2025-11-01
In the previous post we introduced conditional rendering to our implicit neural network, so that it could render different shapes. Some novel double-renders were possible, when we conditioned the network on inputs it had not seen during training.
In this post, we will scale up these experiments to render larger conditioned scenes. From this conditioning, we will then be able to make a large world that we can move around in with our renderer.
Let's fix our camera to a single pose. Instead of conditioning on the camera, we can condition on a grid of blocks. I'll assign each block a random color, and input these colors as a flat, ordered vector into the network. The results are a controllable grid render:

This proves that it is possible to controllably condition our network at scale. Because the ordering of out cubes is always the same, and the number of cubes does not change, we can make use of a simple architecture. If we were to scale this out to arbitrary cubes, we would probably want something more like a PointNet or a Transformer architecture. Adding camera pose to this now explodes our input space. Instead of the 4-dimensional input from before (with added positional-encodings), we now have a 4 + 64 * 3 = 2,176-dimensional input. It turns out this is fine, as long as we make sure the degree of our positional-encoding is high. In early experiments, I reduced this to a value as low as 6 or even 4. Because the resolution of our rendering is higher (due to the color complexity), this is not enough representational power. Below are the results with a moveable camera and randomly controlling the color change:
This is enough for us to make an 'endless' cube world to walk around in. Instead of training our camera in a boundary of [-4, 4] along two axis, we can just constrain it to the boundary of a single cube's length. Then when the camera passes the boundary of the cube, we move its position to the opposite side of the cube, while simultaneously shifting all the cubes along the axis of movement. This creates an illusion of movement for the player. We then generate a large grid of colored cubes, and remove a region around the player to pass to the neural network. Below is the result:
Finally, here are the training curves for some of the experiments:

The blue curve is the static training, which I stopped early because it proved that color-conditioning was working. The pink and green are the 8x8 movement render and a slightly more complex movement render to support data for infinite scrolling. Both trained for about 5 hours on a 3080 Nvidia RTX.

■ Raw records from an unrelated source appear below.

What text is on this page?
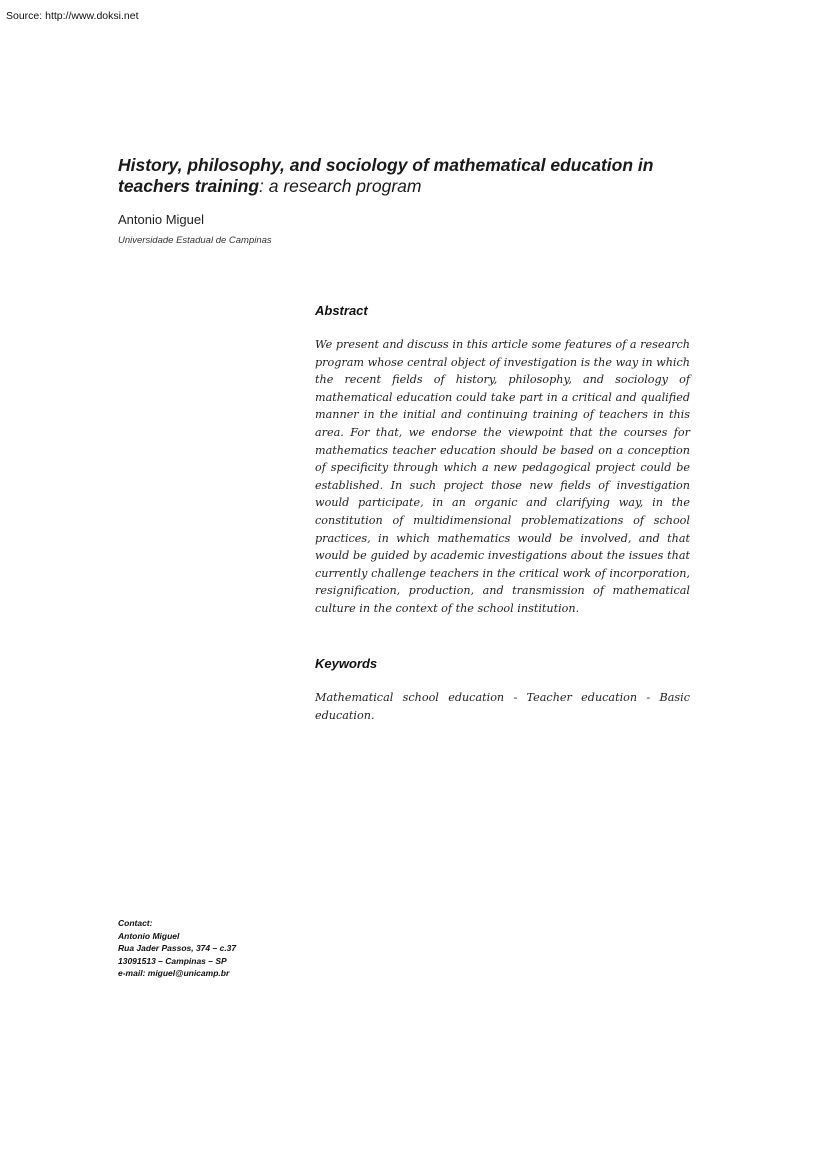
Source: http://www.doksi.net
History, philosophy, and sociology of mathematical education in teachers training: a research program
Antonio Miguel
Universidade Estadual de Campinas
Abstract

We present and discuss in this article some features of a research program whose central object of investigation is the way in which the recent fields of history, philosophy, and sociology of mathematical education could take part in a critical and qualified manner in the initial and continuing training of teachers in this area. For that, we endorse the viewpoint that the courses for mathematics teacher education should be based on a conception of specificity through which a new pedagogical project could be established. In such project those new fields of investigation would participate, in an organic and clarifying way, in the constitution of multidimensional problematizations of school practices, in which mathematics would be involved, and that would be guided by academic investigations about the issues that currently challenge teachers in the critical work of incorporation, resignification, production, and transmission of mathematical culture in the context of the school institution.

Keywords

Mathematical school education - Teacher education - Basic education.

Contact:
Antonio Miguel
Rua Jader Passos, 374 – c.37
13091513 – Campinas – SP
e-mail: miguel@unicamp.br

As we expand this neural rendering system, the advantages of controlled scalability are clear. By starting from a small problem, we can understand the capacity of implicit neural networking rendering, and slowly expand as the problem requires. In this way, we can keep our model lean. Most of the failures I encountered in the above experiments were due to data. Either the pre-processing of the data was wrong (not enough positional encodings), my camera representation was poorly interpolable (using angles instead of vector direction), or I overengineered my model (early on, I jumped right to a transformer architecture for processing the cube data, rather than trying the simplest approach first).
With this minimal demo, there are many further directions that are exciting to explore. The next step will be to increase the complexity of our world by another dimension.